As a teenager working at Bojangles I lived off of chicken and biscuits. Especially biscuits. God I love those flaky, buttery pieces of goodness. And nothing was better than a biscuit made by my friend John. As the best Bojangles biscuit boy, he always worked the Saturday morning shift, because that was the biscuit rush. It’s like Krispy Kreme on a weekend morning in Richmond. Cars blazing through the Drive-Through, people pouring through the store, all buying doughnuts by the dozen. In the South you load up on biscuits by the dozen.

Well, that and anything that’ll fit in a deep fryer.


Given this, it wasn’t surprising that most restaurant menus we encountered looked like this:

  1. Fried Chicken
  2. Fried Shrimp
  3. Fried Oysters
  4. Country Fried Steak
  5. BBQ
  6. Grits
  7. Biscuits and gravy
  8. Potato Salad
  9. Mashed Potatoes
  10. Sweet Tea

That list covers 80% of every southern menu. The other 20% is made up of more fatty side dishes, desserts, and the obligatory salad; a sad, sad plate of iceberg lettuce, shredded carrots and red cabbage.

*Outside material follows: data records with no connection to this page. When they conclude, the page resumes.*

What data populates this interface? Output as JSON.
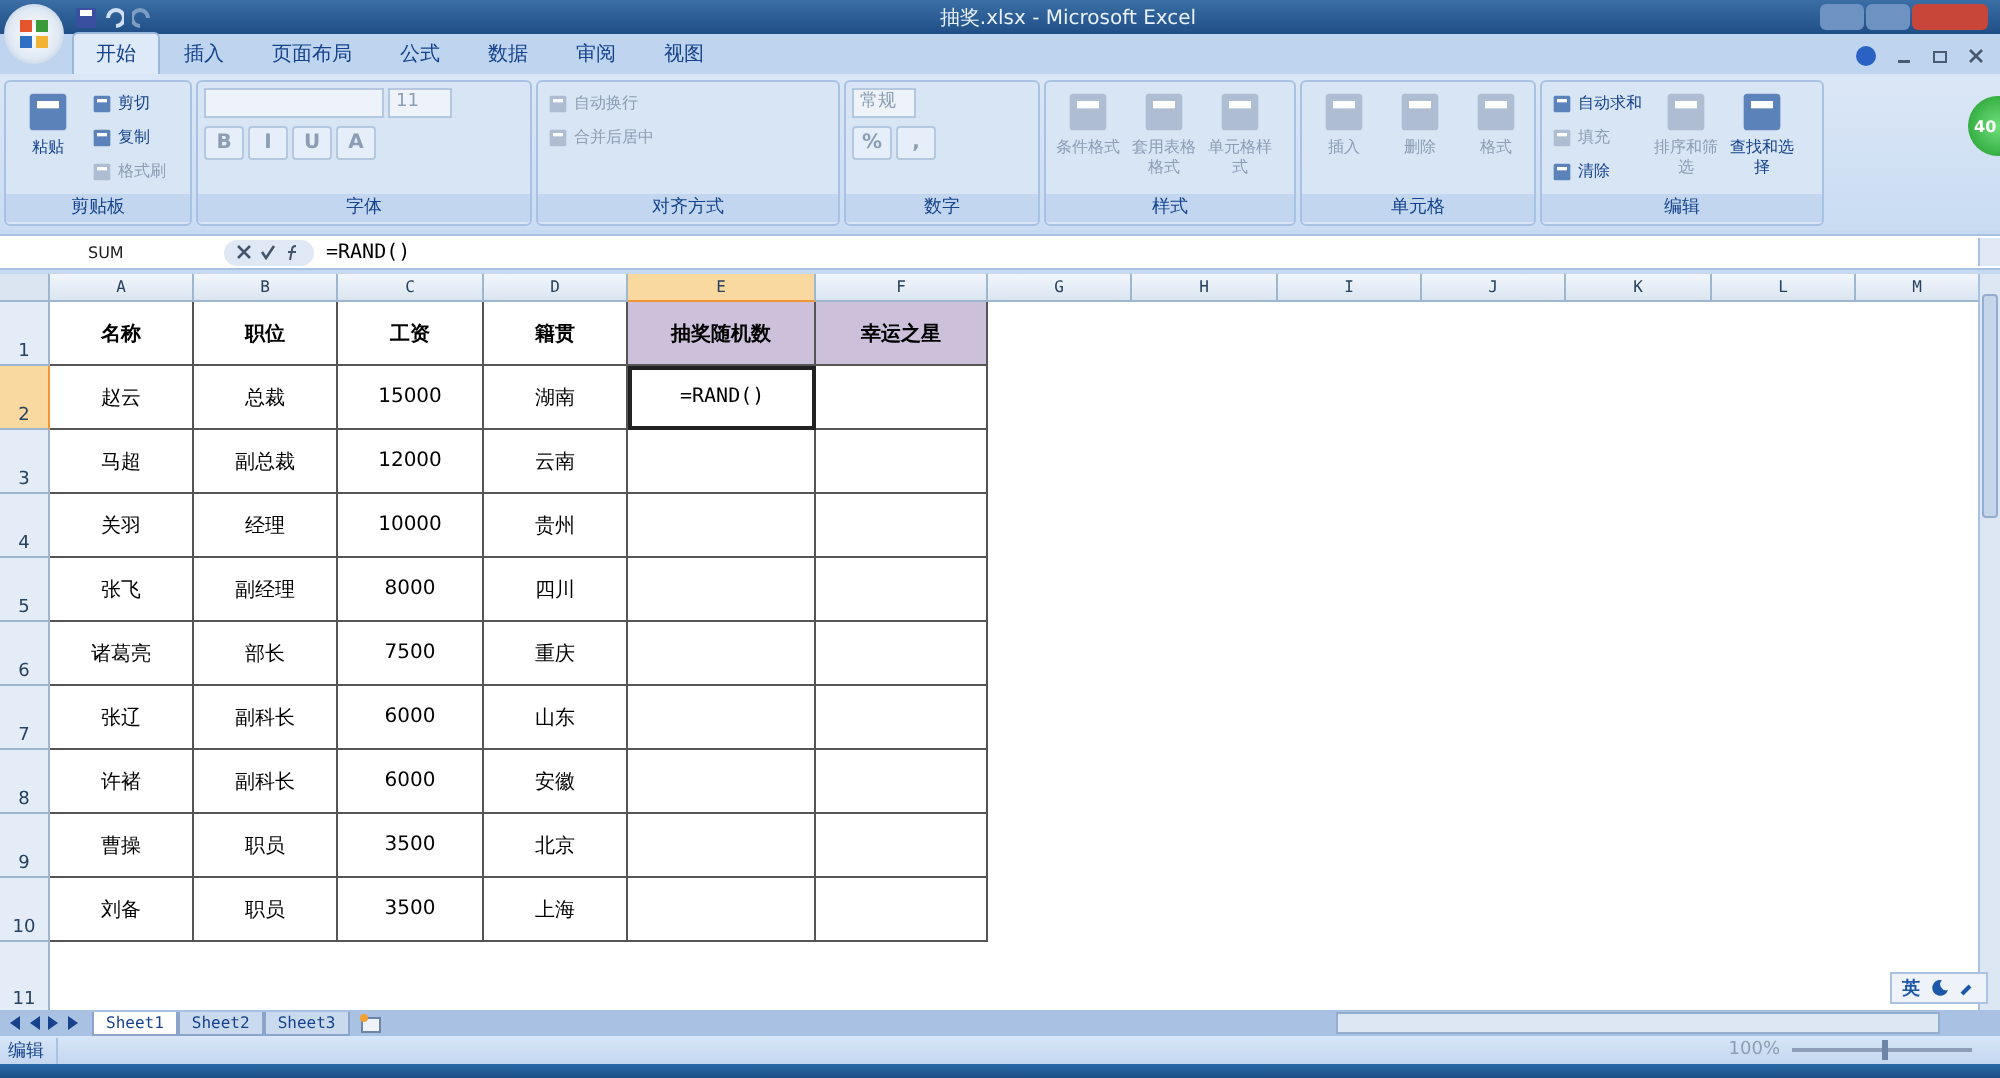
{
  "window": {
    "title": "抽奖.xlsx - Microsoft Excel"
  },
  "ribbon_tabs": [
    {
      "label": "开始",
      "selected": true
    },
    {
      "label": "插入",
      "selected": false
    },
    {
      "label": "页面布局",
      "selected": false
    },
    {
      "label": "公式",
      "selected": false
    },
    {
      "label": "数据",
      "selected": false
    },
    {
      "label": "审阅",
      "selected": false
    },
    {
      "label": "视图",
      "selected": false
    }
  ],
  "floating_badge": "40",
  "ribbon_groups": [
    {
      "title": "剪贴板",
      "items": [
        {
          "kind": "large",
          "label": "粘贴",
          "disabled": false
        },
        {
          "kind": "small",
          "label": "剪切",
          "disabled": false
        },
        {
          "kind": "small",
          "label": "复制",
          "disabled": false
        },
        {
          "kind": "small",
          "label": "格式刷",
          "disabled": true
        }
      ]
    },
    {
      "title": "字体",
      "items": [
        {
          "kind": "field",
          "disabled": true
        },
        {
          "kind": "field",
          "label": "11",
          "disabled": true
        },
        {
          "kind": "glyph",
          "label": "B",
          "disabled": true
        },
        {
          "kind": "glyph",
          "label": "I",
          "disabled": true
        },
        {
          "kind": "glyph",
          "label": "U",
          "disabled": true
        },
        {
          "kind": "glyph",
          "label": "A",
          "disabled": true
        }
      ]
    },
    {
      "title": "对齐方式",
      "items": [
        {
          "kind": "small",
          "label": "自动换行",
          "disabled": true
        },
        {
          "kind": "small",
          "label": "合并后居中",
          "disabled": true
        }
      ]
    },
    {
      "title": "数字",
      "items": [
        {
          "kind": "field",
          "label": "常规",
          "disabled": true
        },
        {
          "kind": "glyph",
          "label": "%",
          "disabled": true
        },
        {
          "kind": "glyph",
          "label": ",",
          "disabled": true
        }
      ]
    },
    {
      "title": "样式",
      "items": [
        {
          "kind": "large",
          "label": "条件格式",
          "disabled": true
        },
        {
          "kind": "large",
          "label": "套用表格格式",
          "disabled": true
        },
        {
          "kind": "large",
          "label": "单元格样式",
          "disabled": true
        }
      ]
    },
    {
      "title": "单元格",
      "items": [
        {
          "kind": "large",
          "label": "插入",
          "disabled": true
        },
        {
          "kind": "large",
          "label": "删除",
          "disabled": true
        },
        {
          "kind": "large",
          "label": "格式",
          "disabled": true
        }
      ]
    },
    {
      "title": "编辑",
      "items": [
        {
          "kind": "small",
          "label": "自动求和",
          "disabled": false
        },
        {
          "kind": "small",
          "label": "填充",
          "disabled": true
        },
        {
          "kind": "small",
          "label": "清除",
          "disabled": false
        },
        {
          "kind": "large",
          "label": "排序和筛选",
          "disabled": true
        },
        {
          "kind": "large",
          "label": "查找和选择",
          "disabled": false
        }
      ]
    }
  ],
  "formula_bar": {
    "name_box": "SUM",
    "formula": "=RAND()"
  },
  "columns": [
    {
      "label": "A",
      "selected": false
    },
    {
      "label": "B",
      "selected": false
    },
    {
      "label": "C",
      "selected": false
    },
    {
      "label": "D",
      "selected": false
    },
    {
      "label": "E",
      "selected": true
    },
    {
      "label": "F",
      "selected": false
    },
    {
      "label": "G",
      "selected": false
    },
    {
      "label": "H",
      "selected": false
    },
    {
      "label": "I",
      "selected": false
    },
    {
      "label": "J",
      "selected": false
    },
    {
      "label": "K",
      "selected": false
    },
    {
      "label": "L",
      "selected": false
    },
    {
      "label": "M",
      "selected": false
    }
  ],
  "rows": [
    {
      "number": "1",
      "selected": false,
      "kind": "header",
      "cells": [
        "名称",
        "职位",
        "工资",
        "籍贯",
        "抽奖随机数",
        "幸运之星"
      ]
    },
    {
      "number": "2",
      "selected": true,
      "kind": "data",
      "cells": [
        "赵云",
        "总裁",
        "15000",
        "湖南",
        "=RAND()",
        ""
      ]
    },
    {
      "number": "3",
      "selected": false,
      "kind": "data",
      "cells": [
        "马超",
        "副总裁",
        "12000",
        "云南",
        "",
        ""
      ]
    },
    {
      "number": "4",
      "selected": false,
      "kind": "data",
      "cells": [
        "关羽",
        "经理",
        "10000",
        "贵州",
        "",
        ""
      ]
    },
    {
      "number": "5",
      "selected": false,
      "kind": "data",
      "cells": [
        "张飞",
        "副经理",
        "8000",
        "四川",
        "",
        ""
      ]
    },
    {
      "number": "6",
      "selected": false,
      "kind": "data",
      "cells": [
        "诸葛亮",
        "部长",
        "7500",
        "重庆",
        "",
        ""
      ]
    },
    {
      "number": "7",
      "selected": false,
      "kind": "data",
      "cells": [
        "张辽",
        "副科长",
        "6000",
        "山东",
        "",
        ""
      ]
    },
    {
      "number": "8",
      "selected": false,
      "kind": "data",
      "cells": [
        "许褚",
        "副科长",
        "6000",
        "安徽",
        "",
        ""
      ]
    },
    {
      "number": "9",
      "selected": false,
      "kind": "data",
      "cells": [
        "曹操",
        "职员",
        "3500",
        "北京",
        "",
        ""
      ]
    },
    {
      "number": "10",
      "selected": false,
      "kind": "data",
      "cells": [
        "刘备",
        "职员",
        "3500",
        "上海",
        "",
        ""
      ]
    },
    {
      "number": "11",
      "selected": false,
      "kind": "empty",
      "cells": []
    }
  ],
  "sheet_tabs": [
    {
      "label": "Sheet1",
      "selected": true
    },
    {
      "label": "Sheet2",
      "selected": false
    },
    {
      "label": "Sheet3",
      "selected": false
    }
  ],
  "ime_bar": {
    "label": "英"
  },
  "status_bar": {
    "mode": "编辑",
    "zoom": "100%",
    "zoom_slider": {
      "level": 0.5
    }
  }
}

If it's a really fancy place they're throw some tomatoes on, or more likely, top it with Southern-style croutons—fried chicken, fried shrimp, or fried oysters. If they could deep fry the whole thing I bet they would.

I made it through Stage Four of Le Tour de South—Mississippi and Oklahoma—but I’m going through fresh produce withdrawal. And I’ll be just fine if I never see another iceberg lettuce salad again.